Рикхард взмахнул мечом, обрушивая его на следующего врага, который успел защититься лишь только мольбой о пощаде, блеснувшей в черных глазах. Напрасно — хозяин башни в Белом Утесе не знал такого слова.

Как и предполагал барон, застигнутая врасплох стража обратилась в бегство, сминая и губя пеших. Те из конников, кому не пришлось выдерживать натиска отряда барона, испугались, но панике пока не поддались: одни из них попытались прийти на выручку товарищам в авангарде, трое или четверо решили искать спасения в бегстве, однако усиливаемые горным эхом звуки труб норманнов и дружное «An avant! Monteville! Blanxfalaese!», доносившееся с северной стороны, убеждало в том, что шансы у них невелики.

Смерть гуляла повсюду; те из еретиков, кто имел годное для схватки оружие, не могли применить его, стиснутые со всех сторон рыдающими женщинами, коленопреклоненными в молитвах стариками да детьми. Дружинники Рикхарда, забросив за спину щиты, орудовали мечами и секирами, рубя и кроша всех подряд.

Скаля розовые от крови зубы, тараща безумные глаза, проламывая передними копытами грудные клетки и черепа, давя жалких человечков, дестриер барона, казалось, не чуял ран в груди, оставленных посохом седобородого старика, который, заслоняя собой двух детей лет семи-восьми, никак не желал сдаваться.

Трупы мешали Грекобойце добраться до старца, имевшего, видно, за плечами немалый опыт сражений. Вовремя сообразив, что происходит, он привязал к посоху острый длинный нож, превратив палку в подобие копья, которым очень успешно сдерживал озверевшего дестриера. Будь старик помоложе, а внуки (или, может быть, правнуки) постарше, он, возможно, попытался бы по примеру иных товарищей по несчастью подняться на крутую гору, хватаясь за хилые стволики растений, вгрызавшихся в ее склон длинными цепкими корнями.

Но он был стар и знал, что жить ему оставалось недолго, однако, вопреки здравому смыслу, надеялся на чудо. Рядом с ним оказался подросток с небольшим луком, годным для охоты на мелких зверей. Он осыпал барона градом стрел, не причинившим защищенному кольчугой всаднику (не зря потратил приданое занудливой жены) никакого вреда. Одна из стрел застряла в груди Грекобойцы, но тот этого не почувствовал, увлеченный лишь одной мыслью: достать старика копытами.
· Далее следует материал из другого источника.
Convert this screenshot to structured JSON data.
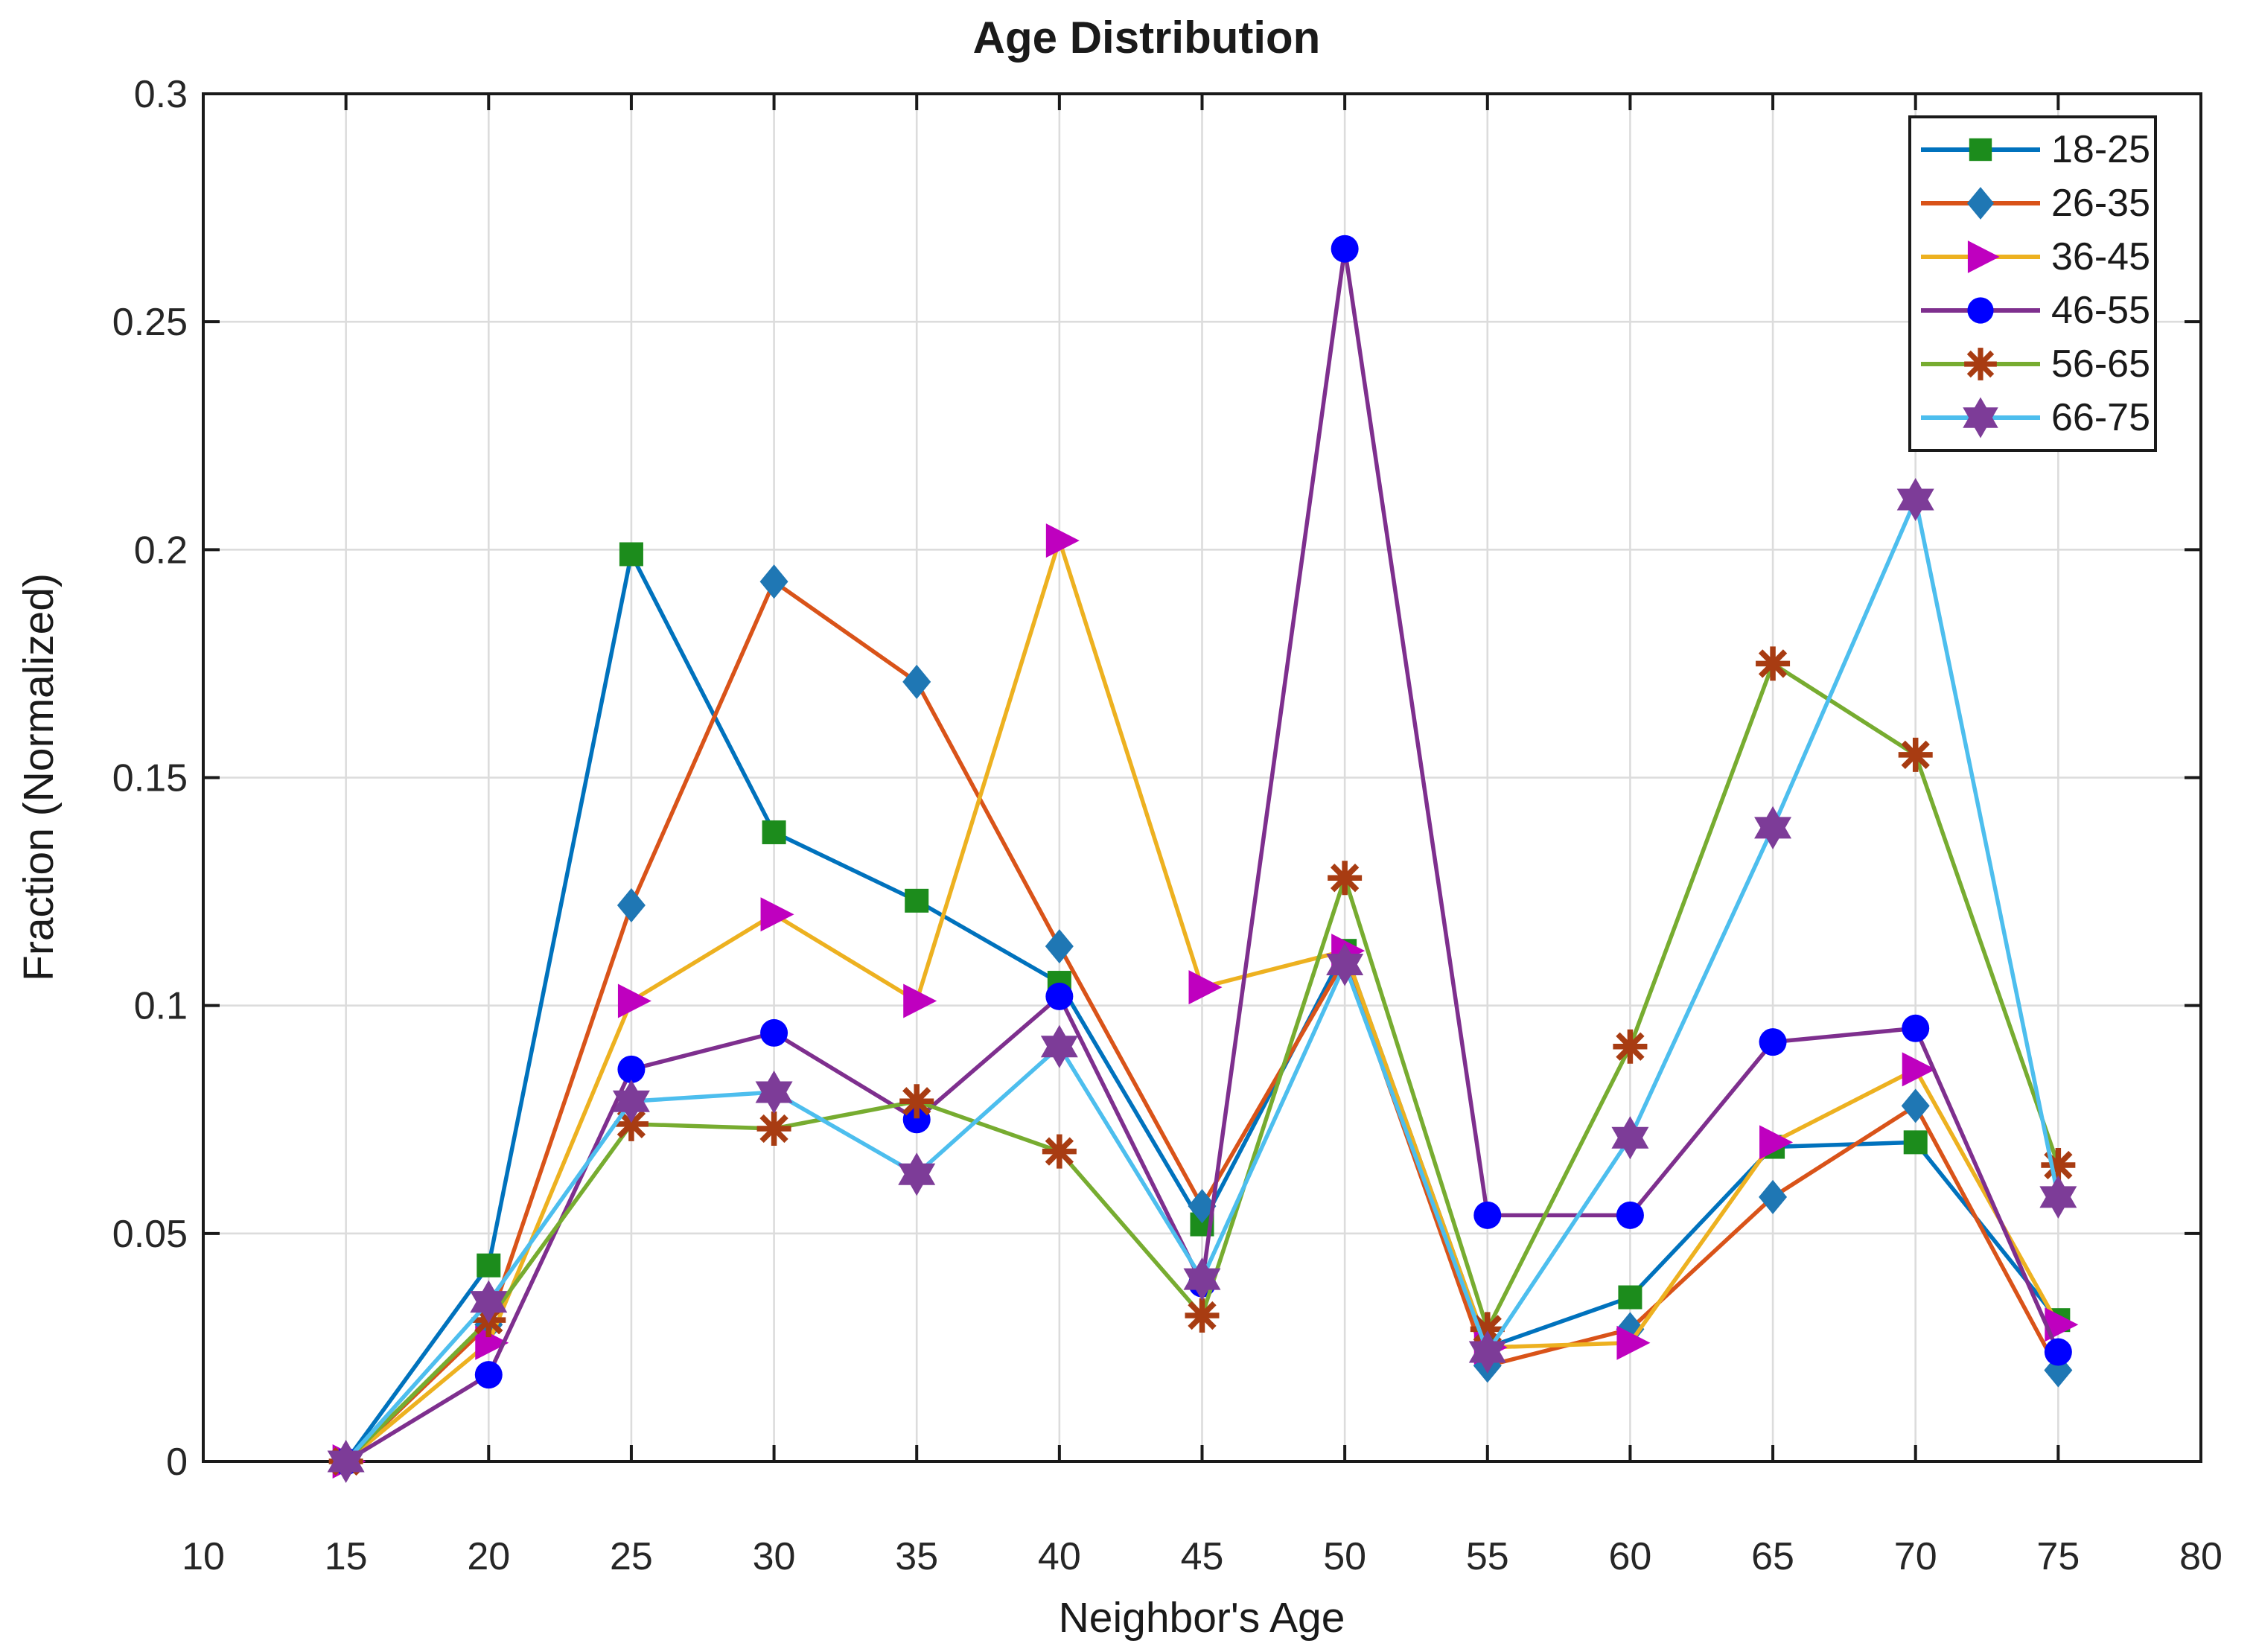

Поняв, что стрелы не смогут ни убить, ни даже ранить рыцаря, парень решил попытаться уязвить коня, целясь тому в пах. Если бы это удалось, у несчастных появилась бы хотя бы маленькая надежда на спасение…

Однако норманны вовремя заметили затруднение, в котором пребывал господин, и ближние из них поспешили на помощь. У всадников не было ни луков, ни самострелов, однако они, как их предки, потомственные морские разбойники, не разучились бросать любимое оружие викингов — секиру. Забывший g6 угрозе превращения в новую попону для Грекобойцы, Иоанн Подпруга (старый воин, в мирное время выполнявший обязанности главного баронского грума), не примериваясь, метнул тяжелый топор на длинной ручке. Лучник схватился за грудь и рухнул замертво.

— Ату! — крикнул пятый участник рейда де ла Тура, которому господин велел строго-настрого не соваться в гущу сечи, а следить за тылом, снял колпачок с головы проштрафившегося сокола и пустил его на старика. Пернатый хищник нашел другую жертву, вцепляясь в лицо обнаженного по пояс юноши, пришедшего на помощь старику.

Парень выронил меч, извиваясь всем телом в тщетных попытках оторвать от себя страшную птицу. Не в силах выносить ужасную боль, приносимую когтями и клювом хищника, несчастный заметался и, сильно толкнув, заставил старца потерять равновесие. Тот сделал лишний шажок вперед и рухнул, сраженный угодившим ему в лоб копытом Грекобойцы. Последний, не видя впереди препятствия, отпихнул грудью метавшегося человека с хлопавшим крыльями соколом вместо головы и поспешил дальше, стремясь урвать очередной кусок от пирога славной кровавой потехи.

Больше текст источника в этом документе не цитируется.